Hagen Blix argues that generative AI isn’t chiefly a productivity tool, but a mechanism for de-skilling and wage suppression—“class war through enshittification.” By industrializing language and creative work, AI floods markets with cheaper, lower-quality outputs that push skilled workers into precarity while entrenching elite access to quality. Regardless of hype cycles, AI’s harms will persist through state-backed market-making and monopolization, so workers must organize and demand technology that enhances dignity and control over their labor.

Key Points

  • Generative AI primarily functions as a wage-depression and de-skilling tool rather than a genuine productivity revolution.
  • AI industrializes language and creative work, saturating markets with low-quality outputs that undercut skilled labor and erode overall quality.
  • Deskilling is spreading precarity to previously insulated professional classes, catalyzing broader labor solidarity and renewed interest in unions.
  • Even if an AI bubble bursts, harms will persist because markets are engineered (e.g., via state and military demand) and monopolies will entrench AI as infrastructure.
  • The necessary response is political: organize collectively to protect wages and dignity, and demand technology that enhances worker control and the quality and meaning of work.

Sentiment

The overall sentiment of the discussion is highly polarized and contentious. There's a strong divide between those who largely agree with the article's critical view of AI as a tool for economic exploitation and those who view AI as a natural and ultimately beneficial technological progression for society, customers, and even some workers.
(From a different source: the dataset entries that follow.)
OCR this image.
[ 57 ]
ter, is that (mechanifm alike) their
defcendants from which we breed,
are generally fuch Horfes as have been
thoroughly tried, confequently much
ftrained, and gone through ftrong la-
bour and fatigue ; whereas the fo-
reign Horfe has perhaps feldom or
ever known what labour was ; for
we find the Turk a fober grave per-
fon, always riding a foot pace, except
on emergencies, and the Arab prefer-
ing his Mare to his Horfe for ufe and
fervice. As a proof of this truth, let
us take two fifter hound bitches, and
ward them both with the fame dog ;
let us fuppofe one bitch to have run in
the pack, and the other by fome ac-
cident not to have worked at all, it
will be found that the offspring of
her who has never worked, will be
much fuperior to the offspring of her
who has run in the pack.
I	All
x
The discussion often devolves into broader ideological debates about capitalism, wealth distribution, and historical precedents, indicating a deep disagreement rather than a consensus on the article's central points.

In Agreement

  • AI is primarily a "wage battle" or "class war" used to reduce worker skill levels and wages for employer efficiency, making work cheaper for employers but not necessarily better for workers.
  • AI-generated outputs, despite being sold as solutions, can be filled with errors and fictitious content, requiring rework and highlighting a disconnect between perceived and actual value.
  • The wealth generated by new technologies, including AI, disproportionately flows to owners, exacerbating economic inequality between capital owners and workers.
  • If truly successful, AI combined with robotics could render a vast percentage of jobs obsolete, necessitating fundamental changes to the economic system (e.g., Basic Income) to prevent widespread impoverishment.
  • The current trajectory of technology often prioritizes corporate profits over the broader upliftment of humanity.
  • AI models are built upon massive amounts of uncompensated labor and copyrighted training data, raising ethical questions about intellectual property and fair compensation for creators.
  • Laissez-faire capitalism, without adequate social protections, unionization, and regulation, leads to massive poverty and allows powerful entities to monopolize markets, as historical figures like Adam Smith warned.

Opposed

  • Technological innovations, including AI, generally benefit customers by lowering prices or increasing quality, impacting a larger population positively than just workers or employers.
  • Automated outputs are not inherently or universally worse; in many historical and current cases, automation has led to superior product quality, precision, and affordability (e.g., interchangeable parts, high-quality synthetic fabrics).
  • The concept of "enshittification" is flawed because bureaucracy and mediocrity are inherent human traits and innovation often provides a release from, rather than a cause of, these issues.
  • Concerns about AI causing mass job loss are unfounded historical alarmism, as past technological revolutions (e.g., printing press, agricultural industrialization) ultimately led to increased demand for labor and the creation of new job categories.
  • Poverty and 'impoverished underbellies' exist across all economic systems, not exclusively capitalism, and AI could potentially improve the lives of low-status individuals by providing access to advanced decision-making tools.
  • There is currently little evidence of widespread job loss directly attributable to generative AI; the focus should remain on existing labor struggles rather than speculative future problems.
  • AI has the potential to enhance and 'level up' workers, particularly in professional roles, by automating routine tasks and allowing human workers to focus on higher-level problem-solving and creative design.
  • Claims that AI represents a 'top-down elite conspiracy' may oversimplify complex market dynamics and game theory, overlooking the intricate interactions of large numbers of people and incentives.
  • Laissez-faire liberalized economies have empirically increased living standards where permitted, and centrally planned alternatives pose risks of catastrophic failure and reduced opportunity.